Si parla di abuso fisico diretto, abuso verbale, procedure mediche coercitive o non acconsentite inclusa la sterilizzazione.
Mancanza di riservatezza, carenza di un consenso realmente informato, rifiuto di offrire un’adeguata terapia per il dolore, gravi violazioni della privacy, rifiuto di ricezione nelle strutture ospedaliere.
Inoltre vi è anche la trascuratezza nell’assistenza al parto con complicazioni altrimenti evitabili che mettono in pericolo la vita della donna. Anche la detenzione delle donne e dei loro bambini nelle strutture dopo la nascita connessa all’impossibilità di pagare.

Cos’è per l’Oms

L’eccesso di interventi medici, le cure senza consenso o anche la mancanza di rispetto sono elementi che caratterizzano notevolmente questa forma di violenza. Si tratta di atteggiamenti insiti nelle disuguaglianze di genere, ha spiegato l’Organizzazione Mondiale della Sanità e come sostengono diversi studi scientifici in materia. Si possono infatti descrivere come la forma più invisibile e naturalizzata della violenza contro le donne che si verifica all’interno dei sistemi sanitari.

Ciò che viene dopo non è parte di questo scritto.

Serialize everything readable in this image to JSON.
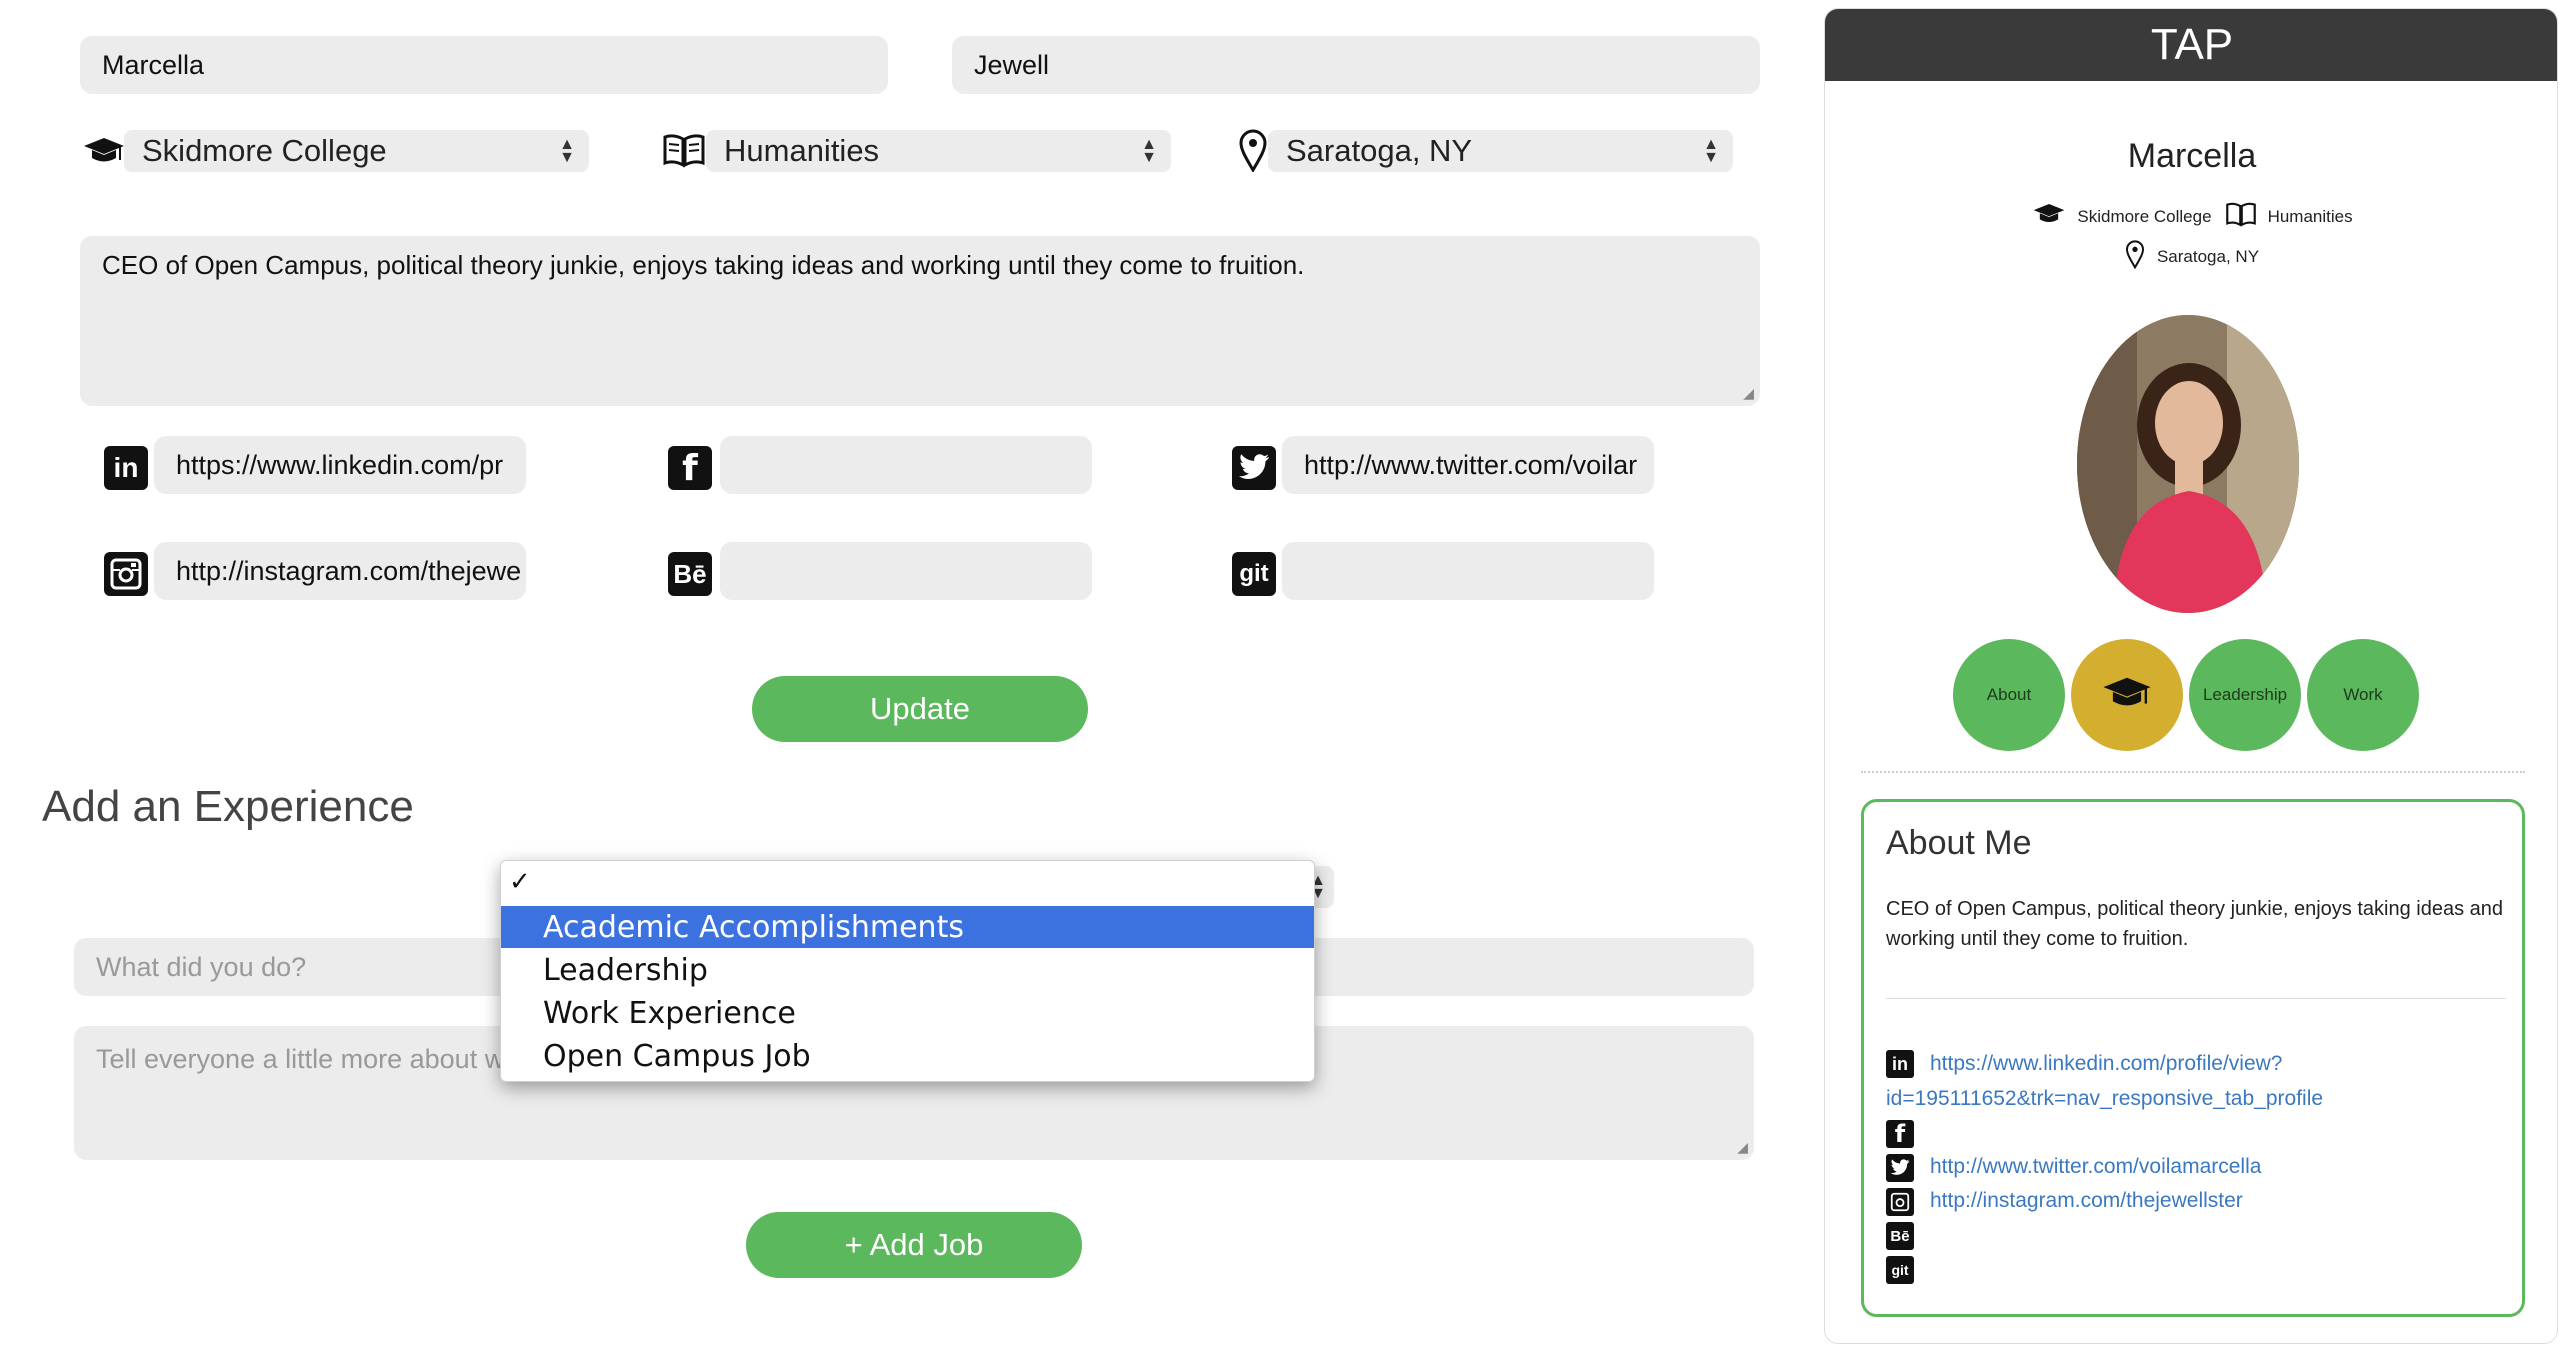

In un lungo articolo su Slate, riportato dal Post, dedicato alla violenza ostetrica si spiega innanzitutto perché sia così difficile considerarla un problema.

A causa, da una parte, della mancanza di riconoscimento in generale verso le donne che testimoniano individualmente la loro esperienza traumatica o le imposizioni che hanno ricevuto, e dall’altra per il fatto che alcune pratiche (anche mediche) sono legittimate collettivamente.

Il termine apparso in Sudamerica

Il termine è apparso per la prima volta in alcuni paesi del Sudamerica quando alcune organizzazioni non governative e i gruppi femministi cominciarono in modo più sistematico a lottare per un miglior accesso delle donne alle cure. Poi l’uso dell’espressione si è diffuso nel mondo anglosassone e più recentemente nel resto d’Europa.

Documento dell’OMS

Nel 2014 l’OMS ha scritto un documento che si intitola “La prevenzione ed eliminazione dell’abuso e della mancanza di rispetto durante l’assistenza al parto presso le strutture ospedaliere”.

Lì viene dichiarato che in tutto il mondo molte donne durante il parto in ospedale «fanno esperienza di trattamenti irrispettosi e abusanti». Questa violenza lede non soltanto il diritto delle donne ad un’assistenza sanitaria rispettosa, ma minaccia il diritto alla vita, alla salute, all’integrità fisica e alla libertà da ogni forma di discriminazione.

Da chi viene praticata la violenza ostetrica

La violenza ostetrica non viene praticata dalle ostetriche. Il termine si riferisce all’abuso che avviene nell’ambito generale delle cure ostetrico-ginecologiche. Può essere realizzato da tutti gli operatori sanitari che prestano assistenza alla donna e al neonato. Come il ginecologo, ostetrica o altre figure professionali di supporto.